La
democracia es el sistema organizativo de convivencia social que permite a los
ciudadanos cambiar los gobiernos, decía K. Popper. Si nos conformamos con esta
definición reductiva del filósofo de las sociedades abiertas, los recientes
cambios en los gobiernos municipales y autonómicos demuestran que la democracia
funciona en España. Pero la democracia es sobre todo “formalidad”. De hecho,
las formas y rituales que acompañan a las permutas de unos dirigentes por otros
en las sociedades democráticas son
transposiciones sublimadas, civilizatorias e incruentas de las guerras
sanguinarias que antes, o ahora en las sociedades no democráticas, libraban
entre sí los individuos, las tribus o los grupos organizados para hacerse con
el poder y establecer la jerarquía del dominio social.
Acabamos
de visualizar cómo el Palau de la Generalitat, ocupado durante
veinte años por las huestes del Partido Popular, ha sido tomado por el
morellano Ximo Puig al frente de tropas propias y otras diversas coaligadas,
más algún apoyo externo.

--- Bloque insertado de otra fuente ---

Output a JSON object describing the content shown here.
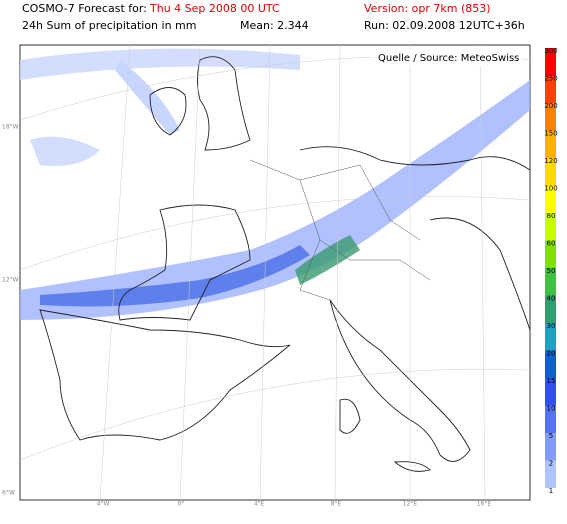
{
  "header": {
    "line1_label": "COSMO-7 Forecast for:",
    "forecast_time": "Thu 4 Sep 2008 00 UTC",
    "version": "Version: opr 7km (853)",
    "line2_label": "24h Sum of precipitation in mm",
    "mean": "Mean: 2.344",
    "run": "Run: 02.09.2008 12UTC+36h"
  },
  "source": "Quelle / Source: MeteoSwiss",
  "left_labels": [
    "18°W",
    "12°W",
    "6°W"
  ],
  "bottom_labels": [
    "4°W",
    "0°",
    "4°E",
    "8°E",
    "12°E",
    "16°E"
  ],
  "colorbar": {
    "levels": [
      "300",
      "250",
      "200",
      "150",
      "120",
      "100",
      "80",
      "60",
      "50",
      "40",
      "30",
      "20",
      "15",
      "10",
      "5",
      "2",
      "1"
    ],
    "colors": [
      "#ff0000",
      "#ff4000",
      "#ff8000",
      "#ffb000",
      "#ffd800",
      "#ffff00",
      "#c8ff00",
      "#80e000",
      "#40c040",
      "#30a070",
      "#20a0c0",
      "#1060d0",
      "#3050f0",
      "#5575f0",
      "#809cf8",
      "#b0c4ff"
    ]
  }
}
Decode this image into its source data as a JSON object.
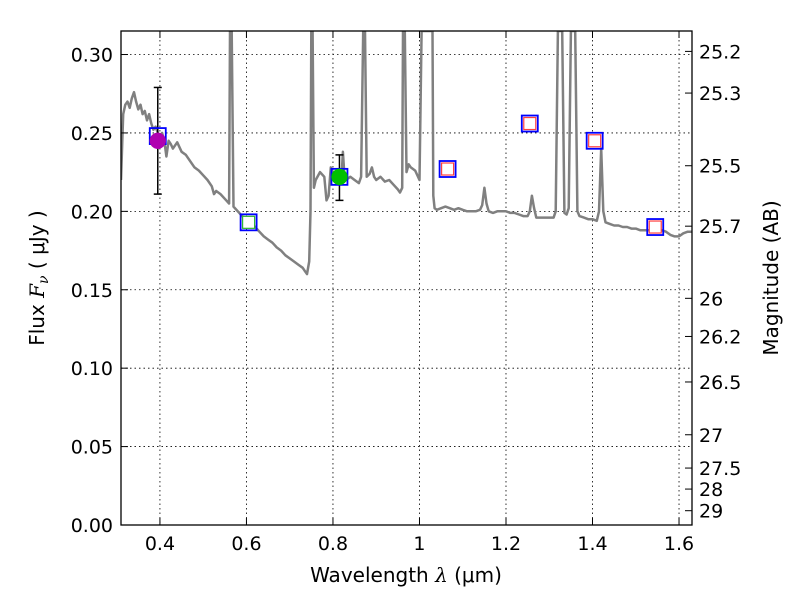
{
  "chart_data": {
    "type": "scatter",
    "title": "",
    "xlabel": "Wavelength  λ (μm)",
    "ylabel": "Flux  F_ν  ( μJy )",
    "ylabel_parts": {
      "prefix": "Flux  ",
      "symbol": "F",
      "subscript": "ν",
      "unit_open": "  ( ",
      "unit": "μJy",
      "unit_close": " )"
    },
    "xlabel_parts": {
      "prefix": "Wavelength  ",
      "symbol": "λ",
      "unit": " (μm)"
    },
    "y2label": "Magnitude (AB)",
    "xlim": [
      0.31,
      1.63
    ],
    "ylim": [
      0.0,
      0.315
    ],
    "xticks": [
      {
        "value": 0.4,
        "label": "0.4"
      },
      {
        "value": 0.6,
        "label": "0.6"
      },
      {
        "value": 0.8,
        "label": "0.8"
      },
      {
        "value": 1.0,
        "label": "1"
      },
      {
        "value": 1.2,
        "label": "1.2"
      },
      {
        "value": 1.4,
        "label": "1.4"
      },
      {
        "value": 1.6,
        "label": "1.6"
      }
    ],
    "yticks": [
      {
        "value": 0.0,
        "label": "0.00"
      },
      {
        "value": 0.05,
        "label": "0.05"
      },
      {
        "value": 0.1,
        "label": "0.10"
      },
      {
        "value": 0.15,
        "label": "0.15"
      },
      {
        "value": 0.2,
        "label": "0.20"
      },
      {
        "value": 0.25,
        "label": "0.25"
      },
      {
        "value": 0.3,
        "label": "0.30"
      }
    ],
    "magnitude_ticks": [
      {
        "mag": 25.2,
        "label": "25.2"
      },
      {
        "mag": 25.3,
        "label": "25.3"
      },
      {
        "mag": 25.5,
        "label": "25.5"
      },
      {
        "mag": 25.7,
        "label": "25.7"
      },
      {
        "mag": 26.0,
        "label": "26"
      },
      {
        "mag": 26.2,
        "label": "26.2"
      },
      {
        "mag": 26.5,
        "label": "26.5"
      },
      {
        "mag": 27.0,
        "label": "27"
      },
      {
        "mag": 27.5,
        "label": "27.5"
      },
      {
        "mag": 28.0,
        "label": "28"
      },
      {
        "mag": 29.0,
        "label": "29"
      }
    ],
    "grid": true,
    "model_spectrum": {
      "color": "#808080",
      "points": [
        [
          0.31,
          0.22
        ],
        [
          0.315,
          0.262
        ],
        [
          0.32,
          0.268
        ],
        [
          0.325,
          0.27
        ],
        [
          0.33,
          0.266
        ],
        [
          0.335,
          0.272
        ],
        [
          0.34,
          0.276
        ],
        [
          0.345,
          0.27
        ],
        [
          0.35,
          0.265
        ],
        [
          0.355,
          0.268
        ],
        [
          0.36,
          0.262
        ],
        [
          0.365,
          0.264
        ],
        [
          0.37,
          0.258
        ],
        [
          0.375,
          0.262
        ],
        [
          0.38,
          0.256
        ],
        [
          0.385,
          0.252
        ],
        [
          0.39,
          0.254
        ],
        [
          0.395,
          0.25
        ],
        [
          0.4,
          0.248
        ],
        [
          0.405,
          0.25
        ],
        [
          0.41,
          0.245
        ],
        [
          0.415,
          0.235
        ],
        [
          0.42,
          0.245
        ],
        [
          0.425,
          0.243
        ],
        [
          0.43,
          0.24
        ],
        [
          0.44,
          0.244
        ],
        [
          0.45,
          0.238
        ],
        [
          0.46,
          0.236
        ],
        [
          0.47,
          0.232
        ],
        [
          0.48,
          0.228
        ],
        [
          0.49,
          0.226
        ],
        [
          0.5,
          0.223
        ],
        [
          0.51,
          0.22
        ],
        [
          0.52,
          0.216
        ],
        [
          0.525,
          0.211
        ],
        [
          0.53,
          0.213
        ],
        [
          0.54,
          0.211
        ],
        [
          0.55,
          0.208
        ],
        [
          0.56,
          0.205
        ],
        [
          0.562,
          0.315
        ],
        [
          0.566,
          0.315
        ],
        [
          0.57,
          0.203
        ],
        [
          0.58,
          0.2
        ],
        [
          0.59,
          0.197
        ],
        [
          0.6,
          0.195
        ],
        [
          0.61,
          0.193
        ],
        [
          0.62,
          0.19
        ],
        [
          0.63,
          0.187
        ],
        [
          0.64,
          0.184
        ],
        [
          0.65,
          0.182
        ],
        [
          0.66,
          0.18
        ],
        [
          0.67,
          0.177
        ],
        [
          0.68,
          0.175
        ],
        [
          0.69,
          0.172
        ],
        [
          0.7,
          0.17
        ],
        [
          0.71,
          0.168
        ],
        [
          0.72,
          0.166
        ],
        [
          0.73,
          0.164
        ],
        [
          0.735,
          0.162
        ],
        [
          0.74,
          0.16
        ],
        [
          0.745,
          0.168
        ],
        [
          0.748,
          0.2
        ],
        [
          0.75,
          0.315
        ],
        [
          0.753,
          0.315
        ],
        [
          0.756,
          0.215
        ],
        [
          0.76,
          0.22
        ],
        [
          0.77,
          0.225
        ],
        [
          0.78,
          0.222
        ],
        [
          0.785,
          0.207
        ],
        [
          0.79,
          0.21
        ],
        [
          0.795,
          0.228
        ],
        [
          0.8,
          0.225
        ],
        [
          0.81,
          0.222
        ],
        [
          0.815,
          0.22
        ],
        [
          0.82,
          0.222
        ],
        [
          0.823,
          0.238
        ],
        [
          0.826,
          0.225
        ],
        [
          0.83,
          0.22
        ],
        [
          0.84,
          0.222
        ],
        [
          0.85,
          0.22
        ],
        [
          0.86,
          0.218
        ],
        [
          0.865,
          0.222
        ],
        [
          0.87,
          0.315
        ],
        [
          0.874,
          0.315
        ],
        [
          0.878,
          0.222
        ],
        [
          0.885,
          0.224
        ],
        [
          0.89,
          0.228
        ],
        [
          0.895,
          0.222
        ],
        [
          0.9,
          0.22
        ],
        [
          0.91,
          0.222
        ],
        [
          0.92,
          0.219
        ],
        [
          0.93,
          0.22
        ],
        [
          0.94,
          0.217
        ],
        [
          0.95,
          0.214
        ],
        [
          0.955,
          0.212
        ],
        [
          0.96,
          0.215
        ],
        [
          0.962,
          0.315
        ],
        [
          0.966,
          0.315
        ],
        [
          0.97,
          0.225
        ],
        [
          0.975,
          0.23
        ],
        [
          0.98,
          0.228
        ],
        [
          0.99,
          0.226
        ],
        [
          1.0,
          0.22
        ],
        [
          1.005,
          0.315
        ],
        [
          1.03,
          0.315
        ],
        [
          1.032,
          0.21
        ],
        [
          1.035,
          0.202
        ],
        [
          1.04,
          0.201
        ],
        [
          1.05,
          0.202
        ],
        [
          1.06,
          0.203
        ],
        [
          1.07,
          0.202
        ],
        [
          1.08,
          0.201
        ],
        [
          1.09,
          0.202
        ],
        [
          1.1,
          0.201
        ],
        [
          1.11,
          0.2
        ],
        [
          1.12,
          0.2
        ],
        [
          1.13,
          0.2
        ],
        [
          1.14,
          0.201
        ],
        [
          1.145,
          0.204
        ],
        [
          1.15,
          0.215
        ],
        [
          1.155,
          0.205
        ],
        [
          1.16,
          0.2
        ],
        [
          1.17,
          0.199
        ],
        [
          1.18,
          0.2
        ],
        [
          1.19,
          0.2
        ],
        [
          1.2,
          0.2
        ],
        [
          1.21,
          0.199
        ],
        [
          1.22,
          0.199
        ],
        [
          1.23,
          0.198
        ],
        [
          1.24,
          0.197
        ],
        [
          1.25,
          0.197
        ],
        [
          1.255,
          0.2
        ],
        [
          1.26,
          0.21
        ],
        [
          1.265,
          0.202
        ],
        [
          1.27,
          0.196
        ],
        [
          1.28,
          0.196
        ],
        [
          1.29,
          0.196
        ],
        [
          1.3,
          0.196
        ],
        [
          1.31,
          0.196
        ],
        [
          1.315,
          0.2
        ],
        [
          1.32,
          0.315
        ],
        [
          1.33,
          0.315
        ],
        [
          1.335,
          0.199
        ],
        [
          1.34,
          0.198
        ],
        [
          1.345,
          0.202
        ],
        [
          1.35,
          0.315
        ],
        [
          1.36,
          0.315
        ],
        [
          1.365,
          0.2
        ],
        [
          1.37,
          0.197
        ],
        [
          1.38,
          0.196
        ],
        [
          1.39,
          0.195
        ],
        [
          1.4,
          0.195
        ],
        [
          1.41,
          0.194
        ],
        [
          1.415,
          0.2
        ],
        [
          1.42,
          0.24
        ],
        [
          1.425,
          0.2
        ],
        [
          1.43,
          0.193
        ],
        [
          1.44,
          0.192
        ],
        [
          1.45,
          0.191
        ],
        [
          1.46,
          0.191
        ],
        [
          1.47,
          0.19
        ],
        [
          1.48,
          0.19
        ],
        [
          1.49,
          0.189
        ],
        [
          1.5,
          0.189
        ],
        [
          1.51,
          0.188
        ],
        [
          1.52,
          0.188
        ],
        [
          1.53,
          0.188
        ],
        [
          1.54,
          0.188
        ],
        [
          1.55,
          0.187
        ],
        [
          1.56,
          0.188
        ],
        [
          1.57,
          0.187
        ],
        [
          1.58,
          0.185
        ],
        [
          1.59,
          0.184
        ],
        [
          1.6,
          0.184
        ],
        [
          1.61,
          0.186
        ],
        [
          1.62,
          0.187
        ],
        [
          1.63,
          0.187
        ]
      ]
    },
    "model_boxes": {
      "name": "model photometry",
      "edge_color": "#0000ff",
      "points": [
        {
          "x": 0.395,
          "y": 0.248
        },
        {
          "x": 0.605,
          "y": 0.193
        },
        {
          "x": 0.815,
          "y": 0.222
        },
        {
          "x": 1.065,
          "y": 0.227
        },
        {
          "x": 1.255,
          "y": 0.256
        },
        {
          "x": 1.405,
          "y": 0.245
        },
        {
          "x": 1.545,
          "y": 0.19
        }
      ]
    },
    "photometry_squares": {
      "points": [
        {
          "x": 0.605,
          "y": 0.193,
          "color": "#2fb52f"
        },
        {
          "x": 1.065,
          "y": 0.227,
          "color": "#ff4040"
        },
        {
          "x": 1.255,
          "y": 0.256,
          "color": "#ff4040"
        },
        {
          "x": 1.405,
          "y": 0.245,
          "color": "#ff4040"
        },
        {
          "x": 1.545,
          "y": 0.19,
          "color": "#ff4040"
        }
      ]
    },
    "detections": {
      "points": [
        {
          "x": 0.395,
          "y": 0.245,
          "yerr_low": 0.211,
          "yerr_high": 0.279,
          "color": "#b000b0"
        },
        {
          "x": 0.815,
          "y": 0.222,
          "yerr_low": 0.207,
          "yerr_high": 0.236,
          "color": "#00c000"
        }
      ]
    }
  }
}
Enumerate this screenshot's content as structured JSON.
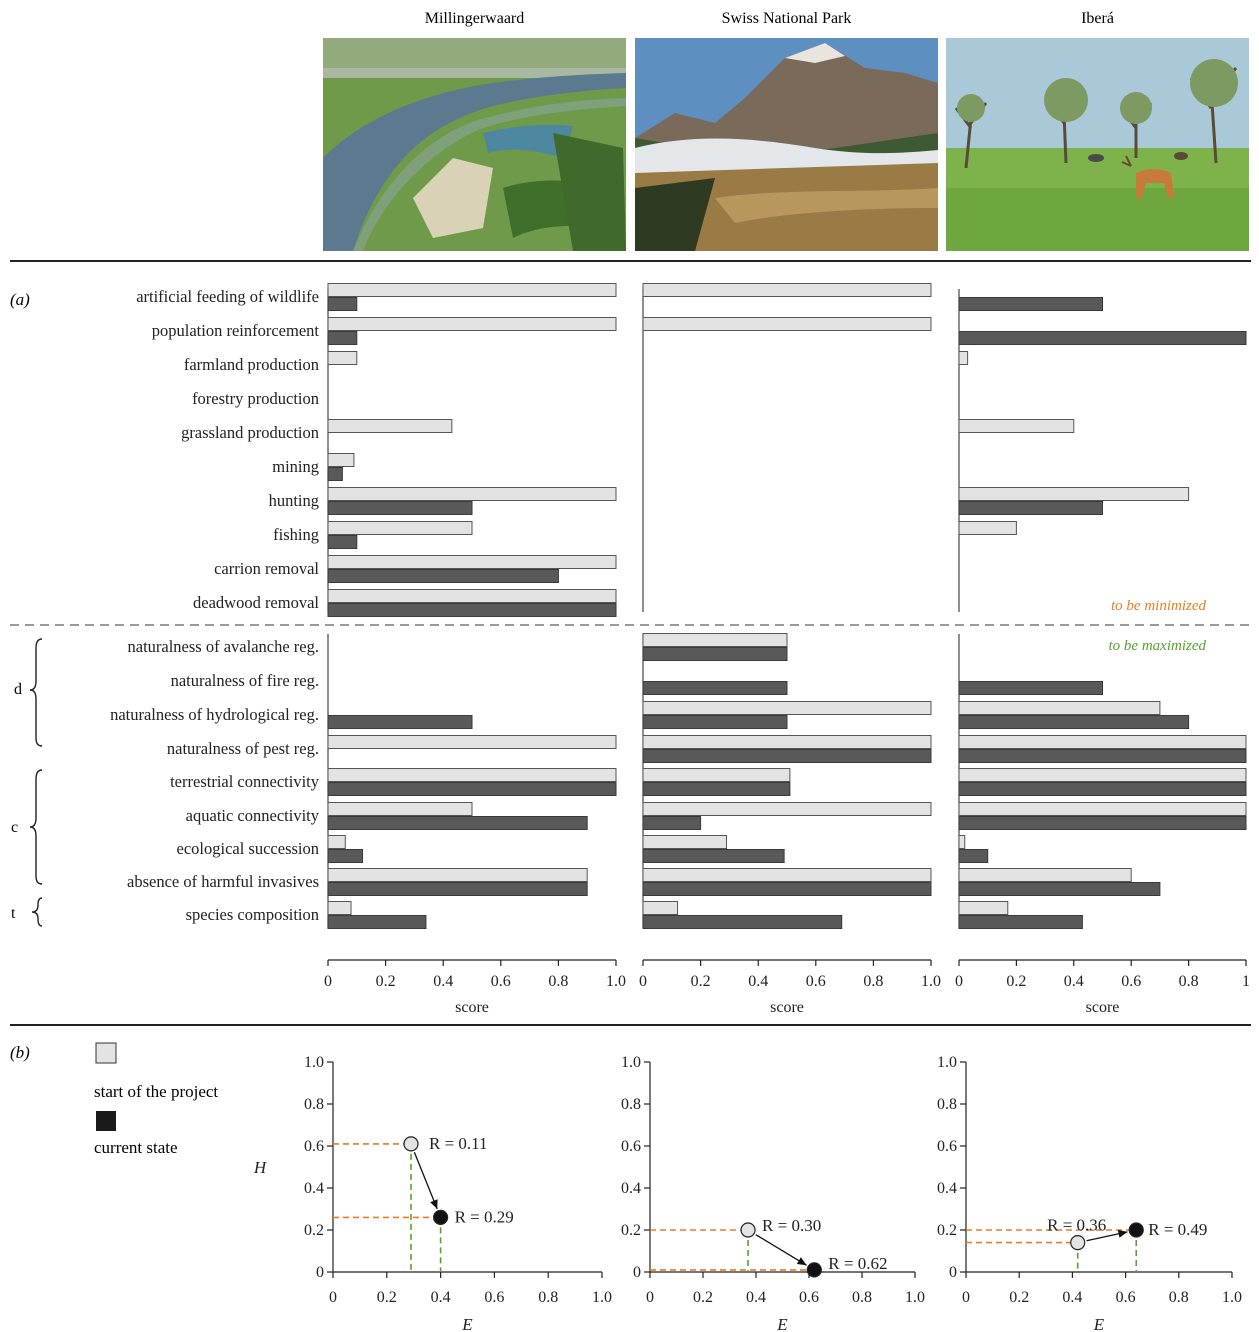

El amigo Javier Andrés, periodista, contaba
recientemente una anécdota muy ilustrativa de esta visión de la política como
dialéctica de victorias y derrotas, conquistas y reconquistas (...I han tornat, Levante, 27-06-2015):
un asesor de confianza del Jefe del Gabinete de Lerma, antes de entregar el
Palau en el verano de 1995 al general Zaplana, dejó un folio doblado escondido
en una rendija de una ventana gótica del despacho de Ximo Puig con la leyenda «Tornarem». Ahora, que desde la Torre de
la Pardalea del castillo de Morella se han reconquistado las Torres del Palau,
era el momento de comprobar si el folio permanecía en su escondite o había sido
objeto, como tantas cosas en estos años, de la limpieza étnica y los estragos
de los bárbaros..., proponía Javier Andrés.
Esta
curiosa anécdota la contaba el periodista en el contexto de la entrega
protocolaria de las llaves del Palau por el Conseller de Educación, Joan
Romero, en representación del gobierno cesante y añadía la curiosidad de cómo
Zaplana enseguida se interesó por la cocina y por si era cierta la existencia
de un jacuzzi. Al respecto bien merece la pena ampliar y completar lo que dio
de sí la ceremonia.
Consumidos
los escasos minutos de los saludos protocolarios, Joan Romero y Ximo Puig
abandonaron cum pede veloce el Palau
y me dejaron solo con Zaplana y su hombre de confianza para todo, Jesús S.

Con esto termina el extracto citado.